Some of her imagery comes directly from dreams, but, unlike the original Surrealists, she regards these dreams are not being completely sacrosanct: that is, she thinks of them as being only part of the creative process, not as things that require completely literal representation. In an interview with the critic Miriam Mirolla, published in Flash Art (June/July 1998), Gandolfi noted that «The invention of a painting is something mysterious, which responds to pre-verbal logic and presupposes that the artist can take charge of his or her own libido and transform it in a symbolic statement».
She went on to say that, in her view, this process worked differently for men and for women – that women felt themselves to be naturally divided.
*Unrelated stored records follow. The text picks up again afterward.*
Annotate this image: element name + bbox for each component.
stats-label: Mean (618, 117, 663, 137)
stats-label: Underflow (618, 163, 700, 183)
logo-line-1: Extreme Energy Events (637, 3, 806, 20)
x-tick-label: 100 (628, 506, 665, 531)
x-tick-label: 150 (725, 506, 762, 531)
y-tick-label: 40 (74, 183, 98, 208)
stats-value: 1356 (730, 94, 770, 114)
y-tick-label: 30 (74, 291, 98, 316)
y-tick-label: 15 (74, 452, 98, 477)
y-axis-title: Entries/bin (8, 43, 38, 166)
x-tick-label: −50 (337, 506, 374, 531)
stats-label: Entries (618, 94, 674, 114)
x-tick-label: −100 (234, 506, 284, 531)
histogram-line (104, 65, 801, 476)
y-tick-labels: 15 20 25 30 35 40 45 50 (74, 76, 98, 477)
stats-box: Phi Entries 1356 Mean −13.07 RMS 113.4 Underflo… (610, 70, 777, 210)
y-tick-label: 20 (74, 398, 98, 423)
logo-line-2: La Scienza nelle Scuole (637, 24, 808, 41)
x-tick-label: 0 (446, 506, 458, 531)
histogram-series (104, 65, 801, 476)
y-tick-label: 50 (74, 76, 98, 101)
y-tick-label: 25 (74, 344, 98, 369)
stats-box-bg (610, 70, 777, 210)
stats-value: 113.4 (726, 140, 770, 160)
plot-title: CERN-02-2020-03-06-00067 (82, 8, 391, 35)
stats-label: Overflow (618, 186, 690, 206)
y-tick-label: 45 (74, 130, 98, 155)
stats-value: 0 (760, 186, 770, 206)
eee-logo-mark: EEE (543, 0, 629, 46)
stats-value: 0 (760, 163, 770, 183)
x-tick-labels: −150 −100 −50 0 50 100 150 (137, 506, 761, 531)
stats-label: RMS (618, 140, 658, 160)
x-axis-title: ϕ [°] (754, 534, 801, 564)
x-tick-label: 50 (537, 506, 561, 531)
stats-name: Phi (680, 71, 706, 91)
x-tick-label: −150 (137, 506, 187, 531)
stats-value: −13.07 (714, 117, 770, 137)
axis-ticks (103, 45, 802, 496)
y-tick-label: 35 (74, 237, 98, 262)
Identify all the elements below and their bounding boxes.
Her paintings, therefore, are a form of acting out – dramatisations of aspects of feminine psychology. It is interesting to see how flexible and varied this visual language is. The images do not always rely on the idea of severance or division, though this is undoubtedly prominent in her work.
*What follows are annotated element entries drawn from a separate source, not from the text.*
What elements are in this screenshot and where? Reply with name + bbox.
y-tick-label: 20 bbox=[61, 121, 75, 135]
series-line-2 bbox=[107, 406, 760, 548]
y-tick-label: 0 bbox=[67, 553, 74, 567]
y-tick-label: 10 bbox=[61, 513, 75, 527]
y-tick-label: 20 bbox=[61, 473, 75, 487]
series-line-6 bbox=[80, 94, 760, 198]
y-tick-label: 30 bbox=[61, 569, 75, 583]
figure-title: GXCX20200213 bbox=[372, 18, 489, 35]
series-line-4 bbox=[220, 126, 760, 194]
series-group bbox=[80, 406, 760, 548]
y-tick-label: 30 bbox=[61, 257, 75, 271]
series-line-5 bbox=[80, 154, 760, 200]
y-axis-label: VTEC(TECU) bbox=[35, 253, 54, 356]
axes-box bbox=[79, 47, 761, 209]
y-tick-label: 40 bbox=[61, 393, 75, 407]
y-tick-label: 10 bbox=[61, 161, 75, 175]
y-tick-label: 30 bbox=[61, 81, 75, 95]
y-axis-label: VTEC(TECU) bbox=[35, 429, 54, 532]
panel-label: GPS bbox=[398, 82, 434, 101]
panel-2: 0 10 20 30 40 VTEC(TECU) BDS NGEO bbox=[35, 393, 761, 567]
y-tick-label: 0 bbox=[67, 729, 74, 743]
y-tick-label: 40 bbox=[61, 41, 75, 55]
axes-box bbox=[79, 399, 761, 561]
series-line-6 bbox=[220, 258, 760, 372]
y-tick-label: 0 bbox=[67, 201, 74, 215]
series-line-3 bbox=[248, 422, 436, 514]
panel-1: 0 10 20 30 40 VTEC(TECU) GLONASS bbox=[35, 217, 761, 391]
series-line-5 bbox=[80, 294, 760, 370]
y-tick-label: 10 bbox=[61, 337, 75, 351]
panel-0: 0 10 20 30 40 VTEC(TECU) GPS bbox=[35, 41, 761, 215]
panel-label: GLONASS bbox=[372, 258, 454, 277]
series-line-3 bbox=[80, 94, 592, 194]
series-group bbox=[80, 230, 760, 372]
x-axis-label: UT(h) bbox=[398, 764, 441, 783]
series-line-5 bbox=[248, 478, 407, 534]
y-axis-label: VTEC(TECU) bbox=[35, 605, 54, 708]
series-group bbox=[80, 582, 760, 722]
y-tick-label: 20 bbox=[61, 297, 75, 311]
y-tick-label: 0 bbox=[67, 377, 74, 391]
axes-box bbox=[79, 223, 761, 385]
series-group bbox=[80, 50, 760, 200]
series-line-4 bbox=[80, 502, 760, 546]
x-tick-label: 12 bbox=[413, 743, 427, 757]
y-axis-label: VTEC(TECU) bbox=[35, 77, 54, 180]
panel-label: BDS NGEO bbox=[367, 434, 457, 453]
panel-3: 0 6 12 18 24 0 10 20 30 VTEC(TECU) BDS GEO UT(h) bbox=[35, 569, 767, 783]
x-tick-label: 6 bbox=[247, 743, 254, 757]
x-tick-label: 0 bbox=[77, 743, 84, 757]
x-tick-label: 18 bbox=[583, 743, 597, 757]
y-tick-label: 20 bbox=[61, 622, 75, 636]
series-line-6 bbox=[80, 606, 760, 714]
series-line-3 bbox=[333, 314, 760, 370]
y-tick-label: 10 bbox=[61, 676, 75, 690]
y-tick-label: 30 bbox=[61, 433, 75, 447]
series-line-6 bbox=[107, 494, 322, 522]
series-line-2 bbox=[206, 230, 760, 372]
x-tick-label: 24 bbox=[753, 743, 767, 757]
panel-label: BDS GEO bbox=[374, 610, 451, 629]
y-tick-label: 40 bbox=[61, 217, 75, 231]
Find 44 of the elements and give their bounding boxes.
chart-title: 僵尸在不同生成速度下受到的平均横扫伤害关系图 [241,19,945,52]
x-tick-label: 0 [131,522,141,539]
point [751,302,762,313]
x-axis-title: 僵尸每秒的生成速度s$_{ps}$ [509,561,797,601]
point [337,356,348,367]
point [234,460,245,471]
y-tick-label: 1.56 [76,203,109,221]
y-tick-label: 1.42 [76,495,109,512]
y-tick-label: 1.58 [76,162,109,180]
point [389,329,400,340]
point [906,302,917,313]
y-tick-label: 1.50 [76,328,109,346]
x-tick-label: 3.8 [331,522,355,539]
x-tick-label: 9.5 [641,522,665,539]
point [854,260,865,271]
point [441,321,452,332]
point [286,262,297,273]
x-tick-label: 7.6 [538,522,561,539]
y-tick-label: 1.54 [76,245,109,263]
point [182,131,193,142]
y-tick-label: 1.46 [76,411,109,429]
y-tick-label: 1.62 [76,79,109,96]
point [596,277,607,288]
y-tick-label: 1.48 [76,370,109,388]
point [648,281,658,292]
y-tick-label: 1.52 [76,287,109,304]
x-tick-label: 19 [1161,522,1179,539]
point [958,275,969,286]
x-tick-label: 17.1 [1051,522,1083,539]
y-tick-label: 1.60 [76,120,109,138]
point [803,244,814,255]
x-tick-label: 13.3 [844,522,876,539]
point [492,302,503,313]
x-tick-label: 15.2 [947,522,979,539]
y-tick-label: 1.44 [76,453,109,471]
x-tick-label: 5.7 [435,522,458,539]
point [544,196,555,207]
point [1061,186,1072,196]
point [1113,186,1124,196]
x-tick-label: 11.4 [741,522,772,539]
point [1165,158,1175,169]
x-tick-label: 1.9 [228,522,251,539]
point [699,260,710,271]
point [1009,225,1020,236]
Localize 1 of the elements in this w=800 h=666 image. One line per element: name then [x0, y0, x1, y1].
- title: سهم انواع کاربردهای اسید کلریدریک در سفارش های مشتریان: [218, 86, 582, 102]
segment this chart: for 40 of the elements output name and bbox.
In Apparizione di signorina, for example, the device she uses is simultaneous simple and subtle. A female figure stands before us – fully clothed but barefoot, arms clasped behind her back. Her gaze is direct and candid, apparently untroubled. She is wearing a modest dress, with a high collar. It is this dress that tells the story. The fabric of her costume somehow insists on revealing every detail of the young woman's sex. In her own mind, this woman may possess many interests and attributes. For others, she is primarily a sexual object.
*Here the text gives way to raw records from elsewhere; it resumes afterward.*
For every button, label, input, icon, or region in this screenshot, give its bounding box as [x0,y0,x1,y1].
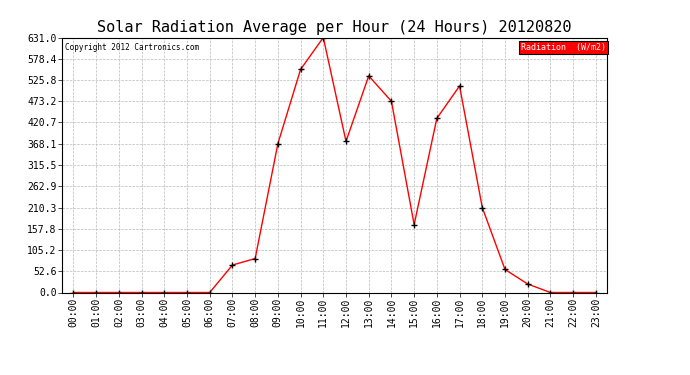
Text: Copyright 2012 Cartronics.com: Copyright 2012 Cartronics.com [65,43,199,52]
Title: Solar Radiation Average per Hour (24 Hours) 20120820: Solar Radiation Average per Hour (24 Hou… [97,20,572,35]
Text: Radiation  (W/m2): Radiation (W/m2) [521,43,606,52]
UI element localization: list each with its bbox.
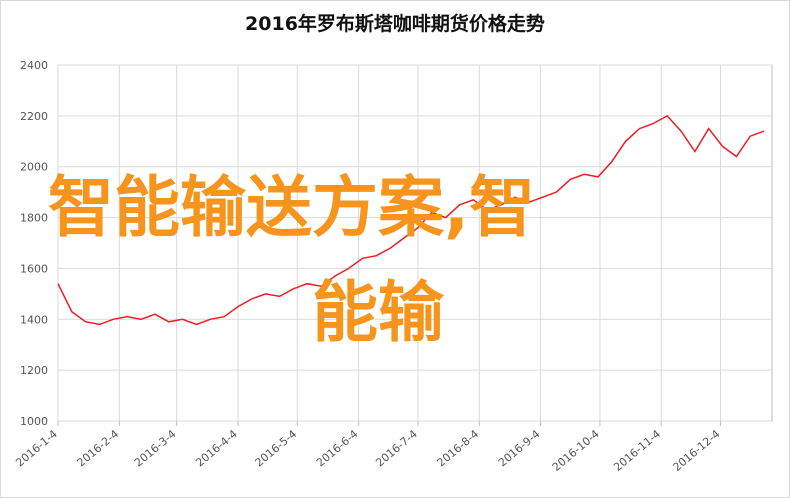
y-tick-label: 1200 [20,364,48,377]
watermark: 智能输送方案,智 [48,169,535,246]
y-tick-label: 2200 [20,110,48,123]
y-tick-label: 2400 [20,59,48,72]
y-tick-label: 2000 [20,161,48,174]
y-tick-label: 1600 [20,262,48,275]
y-tick-label: 1400 [20,313,48,326]
y-tick-label: 1800 [20,212,48,225]
watermark: 能输 [312,274,445,351]
chart-title: 2016年罗布斯塔咖啡期货价格走势 [245,12,545,35]
line-series [57,114,765,326]
y-tick-label: 1000 [20,415,48,428]
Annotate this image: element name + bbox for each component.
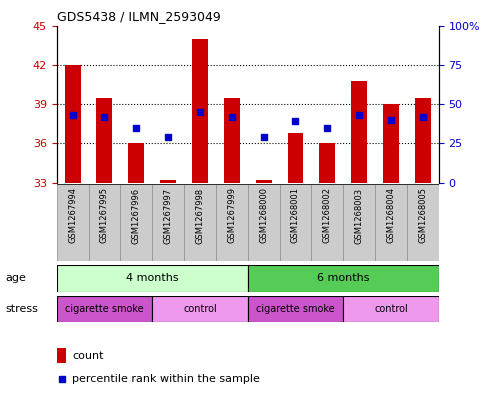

The symbolic language Gandolfi uses makes use both of figures and of inanimate objects. The inanimate elements are usually deliberately commonplace, but often take on double or triple meanings. An example is the electric cord that appears in Legami eletrizzanti and Elettricità nascosta. In the first of these images, the electric cord, wound round a naked arm, suggests the domestic entanglements that hamper women, and prevent them from exercising their strength and talents to the full. In the second, the meaning is different. The main protagonist is an innocent schoolgirl, portrayed in a way which is reminiscent of old fashioned story books for well brought up middle class children. Above her there appear two sets of bare female arms, manipulating electric cords. The significance seems to be twofold – first, there is the notion that the little girl is a puppet, who is manipulated by adult expectations. Second, there is the idea that she herself already conceals within herself the «electricity» of adulthood – the powerful hidden forces that will shape her character throughout her life.